9 novembre 2016 3 09 /11 /novembre /2016 09:41

Après avoir présenté Armide de Jean-Baptiste Lully à la saison dernière, la Philharmonie

présentait hier soir Armide de Christoph Willibald Gluck, sur le même livret de Philippe Quinault,

par les Musiciens du Louvre sous la direction de Marc Minkowski. Ayant beaucoup aimé la

version Lully, relatée sur ce blog (cliquez sur le lien), je me devais d'aller entendre la version Gluck!

Armide, par Gluck et Minkowski

L'opéra-concert commençait à 19h30, nous sommes arrivés à la Villette sous la pluie, et dans

la froidure nocturne de cette soirée de novembre. J'avais commis la même erreur de prendre

une place à l'arrière scène que l'an dernier (c'est le seul emplacement de la salle d'où l'on ne

voit pas les sous-titres) mais connaissant déjà l'intrigue, ce ne fut pas un problème.

Armide, par Gluck et Minkowski
Armide, par Gluck et Minkowski

Les places de l'arrière-scène présentent un intérêt économique certain, et pour nous choristes,

elles ont un côté familier: on y voit le chef de face, et on est derrière les musiciens. Outre l'orchestre,

les interprètes de la soirée étaient le Choeur de l'Opéra national de Bordeaux, et onze solistes.

Armide était jouée par la sublime Gaëlle Arquez, vêtue d'une non moins sublime robe rouge.

Armide, par Gluck et Minkowski

Sans vouloir tomber dans la chronique people, je trouve les solistes de plus en plus décoiffants! Il y a un grand

travail sur l'image de leur part, non seulement, ils et elles chantent merveilleusement bien, mais ils et elles

font de leur mieux pour présenter une très belle apparence extérieure, bravo! Hier soir, les solistes étaient vêtus

de noir ou de blanc ou de noir et blanc, sauf Armide qui était vêtue de rouge.

L'Armide de Gluck date de 1777, celui de Lully datant de 1686. A l'époque, reprendre le livret d'un

opéra de Lully pour écrire la musique d'un nouvel opéra relevait du sacrilège, et échouait

immanquablement. Mais l'entreprise de Gluck fut un succès. Dès l'ouverture musicale, on reconnait

une grande oeuvre, qui vous prend et ne vous lâche plus pendant trois heures et demie.

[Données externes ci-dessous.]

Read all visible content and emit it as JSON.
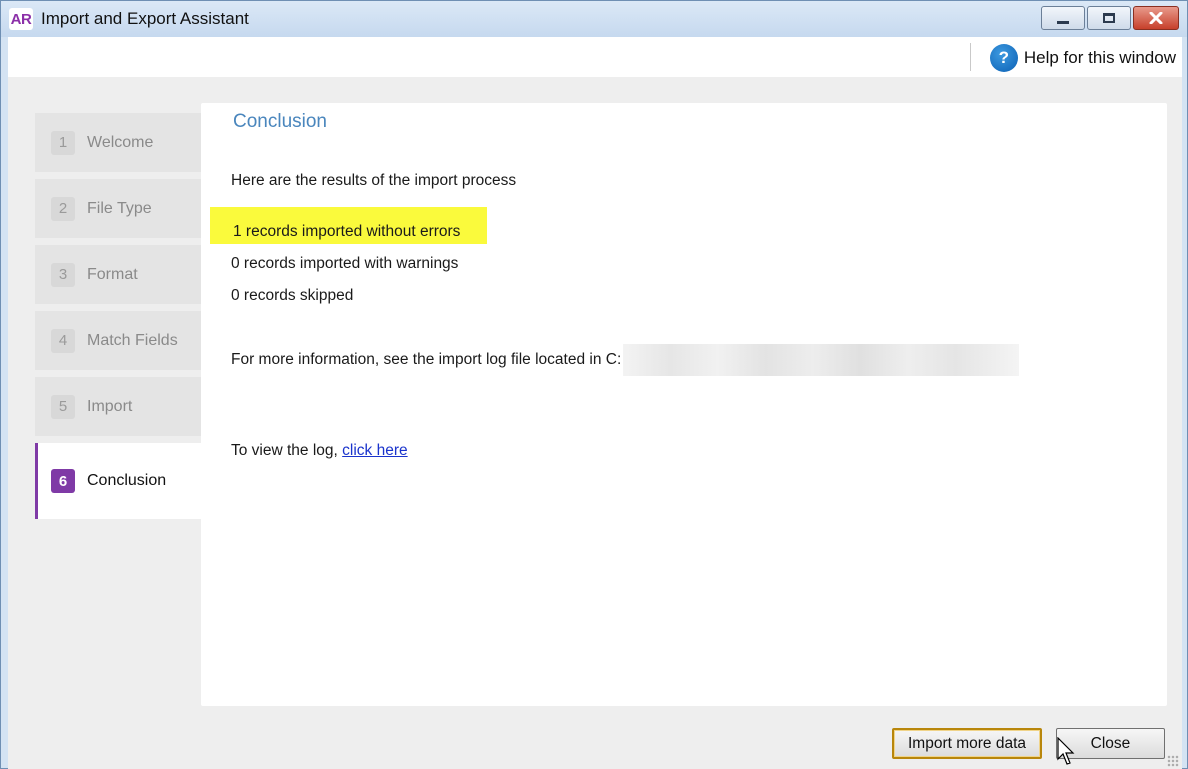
{
  "window": {
    "logo": "AR",
    "title": "Import and Export Assistant"
  },
  "help": {
    "label": "Help for this window",
    "icon": "question-icon",
    "icon_glyph": "?"
  },
  "steps": [
    {
      "num": "1",
      "label": "Welcome"
    },
    {
      "num": "2",
      "label": "File Type"
    },
    {
      "num": "3",
      "label": "Format"
    },
    {
      "num": "4",
      "label": "Match Fields"
    },
    {
      "num": "5",
      "label": "Import"
    },
    {
      "num": "6",
      "label": "Conclusion"
    }
  ],
  "active_step": "6",
  "content": {
    "title": "Conclusion",
    "intro": "Here are the results of the import process",
    "imported_ok": "1 records imported without errors",
    "imported_warn": "0 records imported with warnings",
    "skipped": "0 records skipped",
    "log_info": "For more information, see the import log file located in C:",
    "view_log_prefix": "To view the log,",
    "view_log_link": "click here"
  },
  "buttons": {
    "import_more": "Import more data",
    "close": "Close"
  },
  "colors": {
    "accent": "#7f3aa6",
    "title_blue": "#4a86bd",
    "highlight": "#fafa3c",
    "link": "#1a33cc"
  }
}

Marc Minkowski, à la baguette, est habité par l'opéra, il se dépense sans compter, déployant

une énergie spectaculaire à faire vivre cette tragédie. Les Musiciens du Louvre jouent sur des instruments

pour partie baroques: flûtes, hautbois, clarinettes, et il y a un clavecin. Contrairement à Lully, Gluck

n'utilise pas le clavecin seul pour accompagner les récitatifs, le clavecin est un instrument

parmi les instruments de l'orchestre. Le style est plus enlevé et plus martial, orchestral et choral,

se rapprochant de Haydn ou de Mozart, comportant déjà des envolées pré-romantiques.

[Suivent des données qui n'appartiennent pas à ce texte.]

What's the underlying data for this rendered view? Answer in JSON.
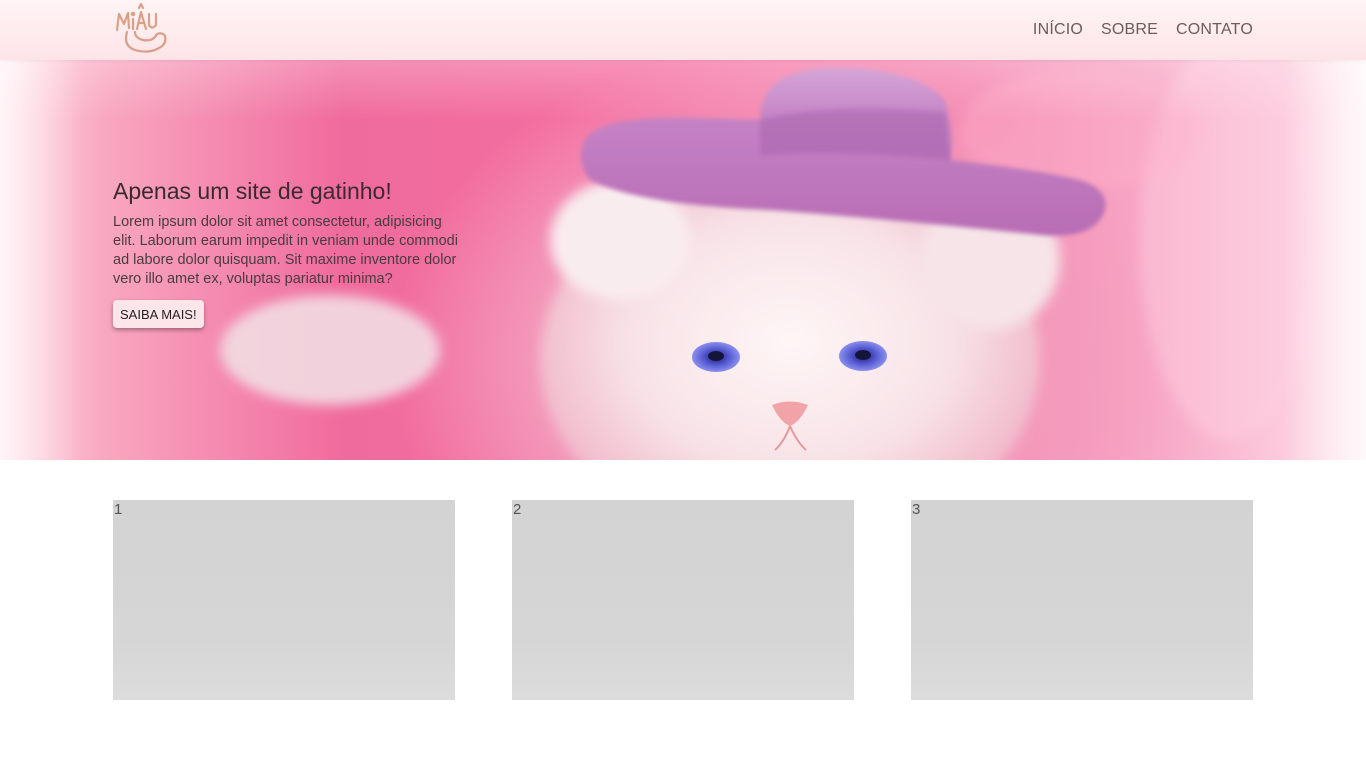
{
  "brand": {
    "logo_text": "MIAU",
    "logo_color": "#d9a089"
  },
  "nav": {
    "items": [
      {
        "label": "INÍCIO"
      },
      {
        "label": "SOBRE"
      },
      {
        "label": "CONTATO"
      }
    ]
  },
  "hero": {
    "title": "Apenas um site de gatinho!",
    "description": "Lorem ipsum dolor sit amet consectetur, adipisicing elit. Laborum earum impedit in veniam unde commodi ad labore dolor quisquam. Sit maxime inventore dolor vero illo amet ex, voluptas pariatur minima?",
    "button_label": "SAIBA MAIS!",
    "image_subject": "white-kitten-pink-hat"
  },
  "cards": [
    {
      "label": "1"
    },
    {
      "label": "2"
    },
    {
      "label": "3"
    }
  ],
  "colors": {
    "header_bg": "#fde4e7",
    "hero_pink": "#f06b9d",
    "hat_purple": "#c77dc0",
    "button_bg": "#fde6ea",
    "card_bg": "#d3d3d3"
  }
}
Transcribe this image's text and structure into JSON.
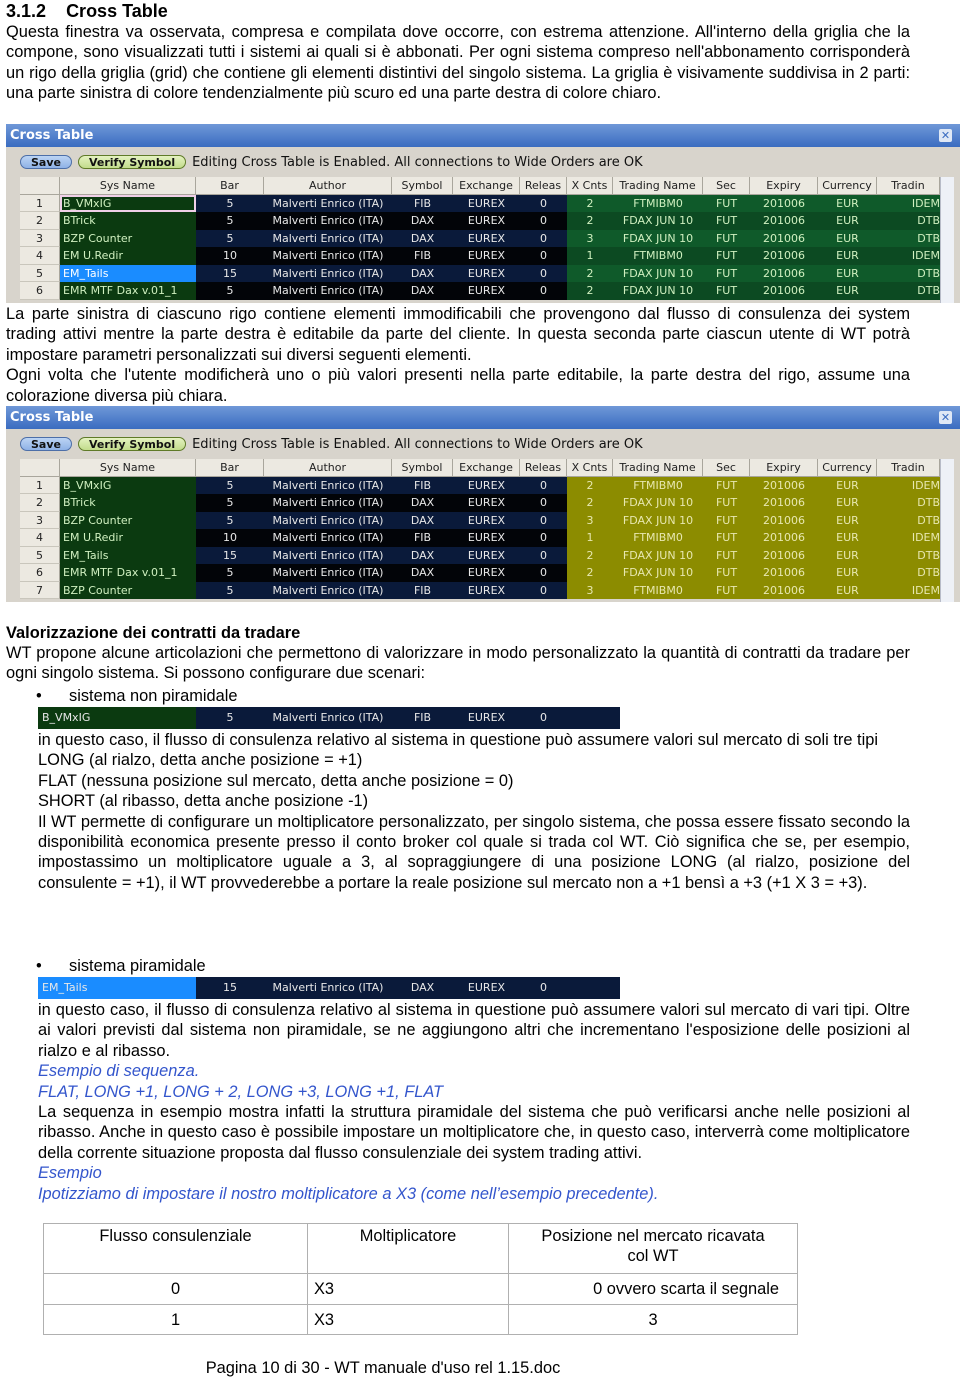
{
  "section": {
    "number": "3.1.2",
    "title": "Cross Table"
  },
  "para1": "Questa finestra va osservata, compresa e compilata dove occorre, con estrema attenzione. All'interno della griglia che la compone, sono visualizzati tutti i sistemi ai quali si è abbonati.  Per ogni sistema compreso nell'abbonamento corrisponderà un rigo della griglia (grid) che contiene gli elementi distintivi del singolo sistema. La griglia è visivamente suddivisa in 2 parti: una parte sinistra di colore tendenzialmente più scuro ed una parte destra di colore chiaro.",
  "para2": "La parte sinistra di ciascuno rigo contiene elementi immodificabili che provengono dal flusso di consulenza dei system trading attivi mentre la parte destra è editabile da parte del cliente. In questa seconda parte ciascun utente di WT potrà impostare parametri personalizzati sui diversi seguenti elementi.",
  "para3": "Ogni volta che l'utente modificherà uno o più valori presenti nella parte editabile, la parte destra del rigo, assume una colorazione diversa più chiara.",
  "window": {
    "title": "Cross Table",
    "save": "Save",
    "verify": "Verify Symbol",
    "status": "Editing Cross Table is Enabled. All connections to Wide Orders are OK",
    "columns": [
      "",
      "Sys Name",
      "Bar",
      "Author",
      "Symbol",
      "Exchange",
      "Releas",
      "X Cnts",
      "Trading Name",
      "Sec",
      "Expiry",
      "Currency",
      "Tradin"
    ],
    "rows": [
      [
        "1",
        "B_VMxIG",
        "5",
        "Malverti Enrico (ITA)",
        "FIB",
        "EUREX",
        "0",
        "2",
        "FTMIBM0",
        "FUT",
        "201006",
        "EUR",
        "IDEM"
      ],
      [
        "2",
        "BTrick",
        "5",
        "Malverti Enrico (ITA)",
        "DAX",
        "EUREX",
        "0",
        "2",
        "FDAX JUN 10",
        "FUT",
        "201006",
        "EUR",
        "DTB"
      ],
      [
        "3",
        "BZP Counter",
        "5",
        "Malverti Enrico (ITA)",
        "DAX",
        "EUREX",
        "0",
        "3",
        "FDAX JUN 10",
        "FUT",
        "201006",
        "EUR",
        "DTB"
      ],
      [
        "4",
        "EM U.Redir",
        "10",
        "Malverti Enrico (ITA)",
        "FIB",
        "EUREX",
        "0",
        "1",
        "FTMIBM0",
        "FUT",
        "201006",
        "EUR",
        "IDEM"
      ],
      [
        "5",
        "EM_Tails",
        "15",
        "Malverti Enrico (ITA)",
        "DAX",
        "EUREX",
        "0",
        "2",
        "FDAX JUN 10",
        "FUT",
        "201006",
        "EUR",
        "DTB"
      ],
      [
        "6",
        "EMR MTF Dax v.01_1",
        "5",
        "Malverti Enrico (ITA)",
        "DAX",
        "EUREX",
        "0",
        "2",
        "FDAX JUN 10",
        "FUT",
        "201006",
        "EUR",
        "DTB"
      ],
      [
        "7",
        "BZP Counter",
        "5",
        "Malverti Enrico (ITA)",
        "FIB",
        "EUREX",
        "0",
        "3",
        "FTMIBM0",
        "FUT",
        "201006",
        "EUR",
        "IDEM"
      ]
    ]
  },
  "colors": {
    "default_right": "#0f5a2a",
    "modified_right": "#8c8c00",
    "selected_row": "#1a8cff"
  },
  "valorizzazione": {
    "title": "Valorizzazione dei contratti da tradare",
    "intro": "WT propone alcune articolazioni che permettono di valorizzare in modo personalizzato la quantità di contratti da tradare per ogni singolo sistema. Si possono configurare due scenari:",
    "bullet1": "sistema non piramidale",
    "strip1": [
      "B_VMxIG",
      "5",
      "Malverti Enrico (ITA)",
      "FIB",
      "EUREX",
      "0"
    ],
    "text1": "in questo caso, il flusso di consulenza relativo al sistema in questione può assumere valori sul mercato di soli tre tipi",
    "long": "LONG (al rialzo, detta anche posizione = +1)",
    "flat": "FLAT (nessuna posizione sul mercato, detta anche posizione = 0)",
    "short": "SHORT (al ribasso, detta anche posizione -1)",
    "text2": "Il WT permette di configurare un moltiplicatore personalizzato, per singolo sistema, che possa essere fissato secondo la  disponibilità economica presente presso il conto broker col quale si trada col WT. Ciò significa che se, per esempio, impostassimo un moltiplicatore uguale a 3, al sopraggiungere di una posizione LONG (al rialzo, posizione del consulente  = +1), il WT provvederebbe a portare la reale posizione sul mercato non a +1 bensì a +3   (+1 X 3 = +3).",
    "bullet2": "sistema piramidale",
    "strip2": [
      "EM_Tails",
      "15",
      "Malverti Enrico (ITA)",
      "DAX",
      "EUREX",
      "0"
    ],
    "text3": "in questo caso, il flusso di consulenza relativo al sistema in questione può assumere valori sul mercato di vari tipi. Oltre ai valori previsti dal sistema non piramidale, se ne aggiungono altri che incrementano l'esposizione delle posizioni al rialzo e al ribasso.",
    "example1": "Esempio di sequenza.",
    "sequence": "FLAT, LONG +1, LONG + 2, LONG +3, LONG +1, FLAT",
    "text4": "La sequenza in esempio mostra infatti la struttura piramidale del sistema che può verificarsi anche nelle posizioni al ribasso. Anche in questo caso è possibile impostare un moltiplicatore che, in questo caso, interverrà come moltiplicatore della corrente situazione proposta dal flusso consulenziale dei system trading attivi.",
    "example2": "Esempio",
    "example2_text": "Ipotizziamo di impostare il nostro moltiplicatore a X3 (come nell’esempio precedente).",
    "table": {
      "headers": [
        "Flusso consulenziale",
        "Moltiplicatore",
        "Posizione nel mercato ricavata col WT"
      ],
      "rows": [
        [
          "0",
          "X3",
          "0 ovvero scarta il segnale"
        ],
        [
          "1",
          "X3",
          "3"
        ]
      ]
    }
  },
  "footer": "Pagina 10 di 30 - WT manuale d'uso rel 1.15.doc"
}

Une très belle oeuvre. Rappelons le propos du livret: Armide a vaincu les croisés à Jérusalem

(nous sommes au Moyen-Age), mais Renaud lui résiste. Elle parvient le mettre sous un charme

(sorcellerie), mais tombant sous le sien (amoureux) ne peut se résoudre à le tuer.

 

Les chanteurs devant l'orchestre, Armide en rouge et Renaud en blanc à droite

Les chanteurs devant l'orchestre, Armide en rouge et Renaud en blanc à droite

La Haine tente de lui extirper Renaud du coeur, sans succès, et finit par prédire que sa faiblesse

à l'égard de cet homme sera punie par une trahison de celui-ci. Ce qui se réalisera.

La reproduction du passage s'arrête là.